Studies show that 50 percent of people surveyed searched news and 70 percent searched weather on their phones.

Regina McCombs, a Poynter Institute faculty member, said a Nielsen study shows the most valued features on phones are GPS, social networking, downloading and playing music and web browsing, in that order.

McCombs spoke along with Roger Fidler, Reynolds Journalism Institute program director for digital publishing, at the Tablet/Mobile Strategies and Visions for News Organizations workshop in St. Louis, Mo. Sept. 30 in a segment titled, “Mobile and Tablet Research Roundup.”

She also said that the research shows we are using phones while doing a variety of other things such as watching TV, shopping, eating, driving and even during sex.

“There’s actually not included here some research that some 10 percent actually use it (phone)  while they are having sex,” McCombs said. “Really, nobody notices?”

McCombs said that people are using their phones in all aspects of life and expect the same things they get from a desktop, like search engines and email.

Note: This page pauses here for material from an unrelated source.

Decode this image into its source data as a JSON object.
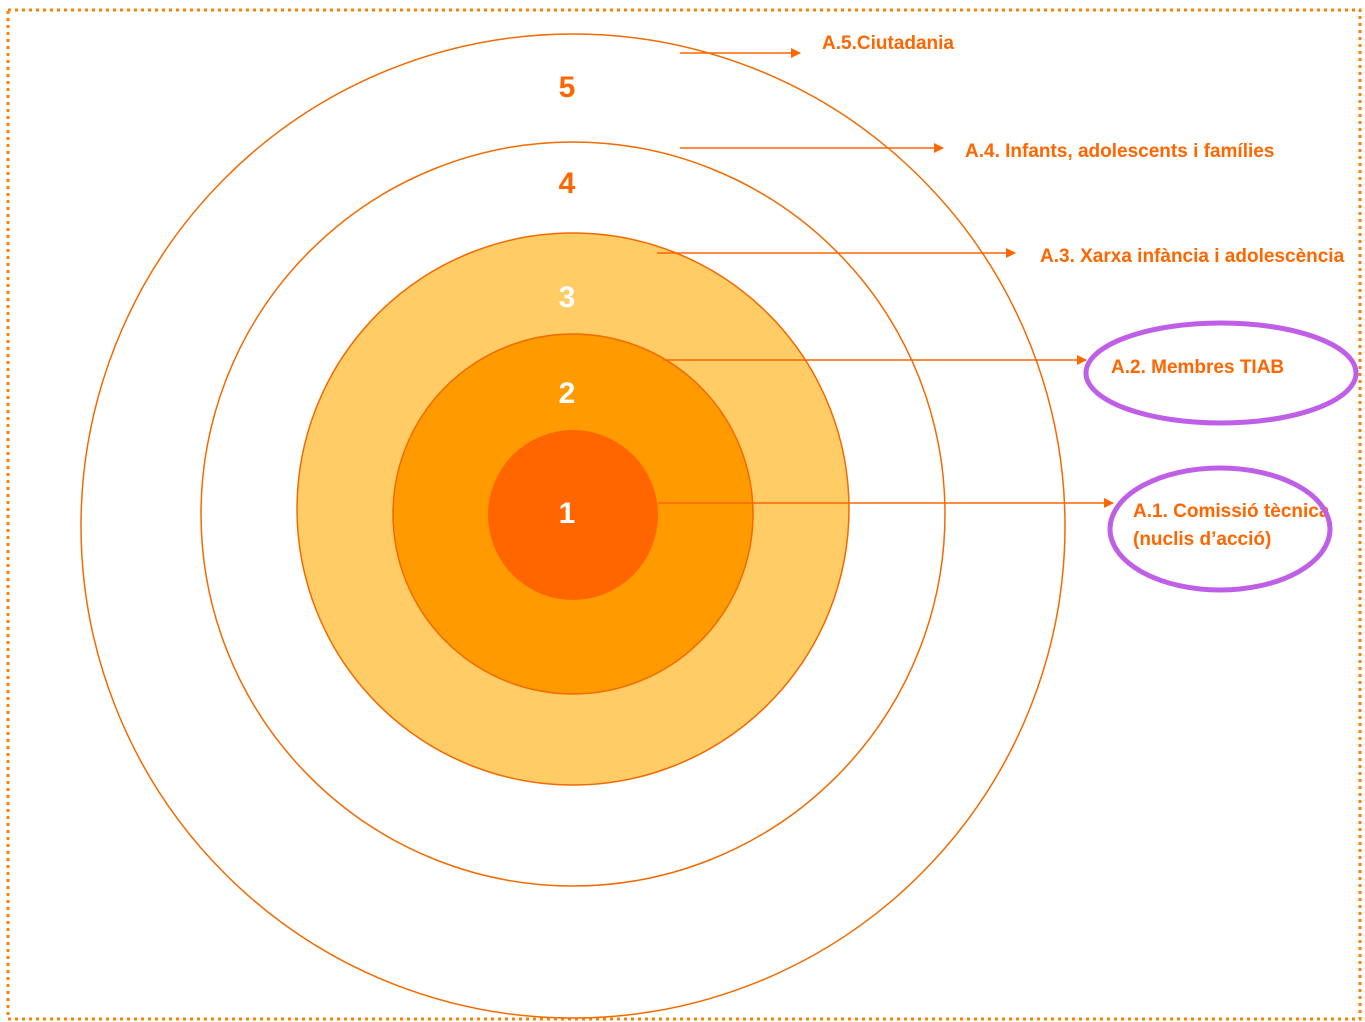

She said trying to figure out what people are  doing on their phones is a wasted effort because clear defined groups cannot be drawn.

“There is one really interesting study that said it is actually kind of stupid to try and figure out what people are doing on their phones,” McCombs said. “Because they are doing everything and different people are doing some things and you can’t even tell with any success.”

McCombs said on March 11, 2011, the day of the earthquake and tsunami that devastated Japan, CNN had 13.9 million mobile page views that day, along with over one million app downloads over the next 10 days.

Overall she said that mobile is driving a lot of the traffic on the internet and 60 percent of people are on the internet when they are watching TV.

She also said that iPads account for 69 percent of tablets sold and are predicted to dominate the market until 2015, but these numbers were out before the release of the Kindle Fire. Studies are showing that people are primarily using their tablets early in the morning and then during leisure hours at night.

Studies also show that an increasing number of people want long form professional videos, McCombs said. People are watching videos, looking at magazines and news on their tablets.

“We know that mobile is local, personal, social,” McCombs said. “Mobile phone is fast. The tablet is in depth, it is news, weather and video.”

Fidler said it is hard researching  information about mobile devices and their use because some information is old and some have conflicting information.

“It’s hard to really get a feel for what’s happening on out there,” Fidler said.

He said that when RJI is doing online polls they also do not know if their data may be skewed.